Cultura e Spettacoli

Così Feyerabend iniziò la sua lotta contro i fanatici della scienza esatta

Di specialismo si muore, davvero. E allora ci vuole la sfuriata di un grande filosofo della scienza dadaista, “anarchico” metodologico e non certo politico, ché sarebbe stato un altro modo di intrupparsi, per svergognare adeguatamente la moda dell'iper-specializzazione, così diffusa nella nostra cultura, e nella nostra università. «Scienze dell'Enogastronomia mediterranea», «Tecniche erboristiche», «Archeologia subacquea»: sono soli alcuni degli assurdi corsi di laurea fioriti nel Belpaese. E allora ci voleva davvero, la pubblicazione per Mimesis di Contro l'autonomia (pagg. 113, euro 12), conferenza inedita in Italia che Paul Feyerabend tenne per un seminario dell'Università di Berkeley nella metà degli anni Sessanta.
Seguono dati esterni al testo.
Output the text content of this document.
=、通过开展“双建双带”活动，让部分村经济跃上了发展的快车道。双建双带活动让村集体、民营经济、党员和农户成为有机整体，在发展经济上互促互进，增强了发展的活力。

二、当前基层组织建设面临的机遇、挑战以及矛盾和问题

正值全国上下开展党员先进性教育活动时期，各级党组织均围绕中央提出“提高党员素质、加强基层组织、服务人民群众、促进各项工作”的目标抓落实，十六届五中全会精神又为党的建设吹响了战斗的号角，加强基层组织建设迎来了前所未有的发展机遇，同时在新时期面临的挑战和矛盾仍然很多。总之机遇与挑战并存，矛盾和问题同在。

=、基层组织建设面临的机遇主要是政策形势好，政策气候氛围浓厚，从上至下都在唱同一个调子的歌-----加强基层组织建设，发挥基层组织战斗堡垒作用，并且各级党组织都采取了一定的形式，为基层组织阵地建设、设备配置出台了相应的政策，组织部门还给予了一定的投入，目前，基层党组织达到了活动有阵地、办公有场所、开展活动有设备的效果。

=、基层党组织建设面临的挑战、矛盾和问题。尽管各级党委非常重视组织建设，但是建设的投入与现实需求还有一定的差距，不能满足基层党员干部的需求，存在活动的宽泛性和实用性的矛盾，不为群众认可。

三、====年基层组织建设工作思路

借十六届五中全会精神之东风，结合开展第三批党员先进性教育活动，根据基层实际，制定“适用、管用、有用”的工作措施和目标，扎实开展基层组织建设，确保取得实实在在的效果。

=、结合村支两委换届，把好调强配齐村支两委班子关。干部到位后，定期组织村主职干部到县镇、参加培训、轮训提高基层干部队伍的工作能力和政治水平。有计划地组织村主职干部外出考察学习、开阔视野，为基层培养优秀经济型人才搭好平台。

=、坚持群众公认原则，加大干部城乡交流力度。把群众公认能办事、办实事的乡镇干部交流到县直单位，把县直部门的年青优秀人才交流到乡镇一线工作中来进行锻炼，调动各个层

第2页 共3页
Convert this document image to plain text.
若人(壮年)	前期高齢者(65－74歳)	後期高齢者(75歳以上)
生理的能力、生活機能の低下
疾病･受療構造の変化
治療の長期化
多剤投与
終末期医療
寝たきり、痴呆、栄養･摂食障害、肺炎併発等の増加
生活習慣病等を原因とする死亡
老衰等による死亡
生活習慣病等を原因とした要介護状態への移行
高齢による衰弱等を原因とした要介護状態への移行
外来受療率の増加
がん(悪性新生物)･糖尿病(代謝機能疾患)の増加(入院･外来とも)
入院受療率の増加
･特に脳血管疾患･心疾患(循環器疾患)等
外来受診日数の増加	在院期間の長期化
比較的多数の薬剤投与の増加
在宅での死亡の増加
Il filosofo austriaco non ha ancora ribaltato l'epistemologia del Novecento col suo Contro il metodo, ma ha già le idee chiare «sull'asservimento parrocchiale» di scienziati e baroni universitari, ferocemente dediti ai propri campi di ricerca, e solo a quelli. Il modo ideale per istituzionalizzare, sotto un'apparente progresso delle discipline autonome, la stasi del pensiero e della critica (è ciò che Feyerabend chiama «malizia della ragione»).
La supposta conquista dell'autonomia sorge su un doppio rimosso: quello del «valore complessivo di un oggetto di studio», che non può essere stabilito al suo interno, e quello della sua «augurabilità», della sua utilità esistenziale, prima che accademica. Come scrive Feyerabend, «non sono neppure del tutto convinto che vivere una lunga vita nel timore del colesterolo, delle radiazioni, dell'esaurimento nervoso, dell'invecchiamento, del comunismo, sia così meglio che vivere temendo un dio benevolo e alcuni demoni ed eretici maligni». Eccola, la radice filosofica dell'offensiva di Feyerabend: la presunzione specialistica è la stessa del metodo scientifico, che si spaccia per «il paradigma» del reale, presumendo di aver risolto una volta per tutte la domanda ontologica sulla sua natura, e lasciando così la strada aperta solo all'espansione infinta delle sue branche settoriali. Ma, è l'urlo anarco-dadaista, non c'è un motivo ultimo «per preferire l'esperienza», cioè la regola-guida della scienza, «a un'accurata analisi dei sogni, o un accurato esame dei più rilevanti passi della Bibbia». E soprattutto: contaminazione, dialogo e fin scontro «politico» tra discipline: solo così si dipana la tela del pensiero umano. Spende proprio la metafora politica, Feyerabend, ci ricorda che «qualsiasi nostra conoscenza ha il carattere di una linea di partito», poggia su una visione del mondo che può essere puntellata o demolita.

Ed è quello che Feyerabend si augura: il proliferare di uno scontro anarchico, politico, anche duro e certo non svogliatamente relativista, tra scienze e discipline.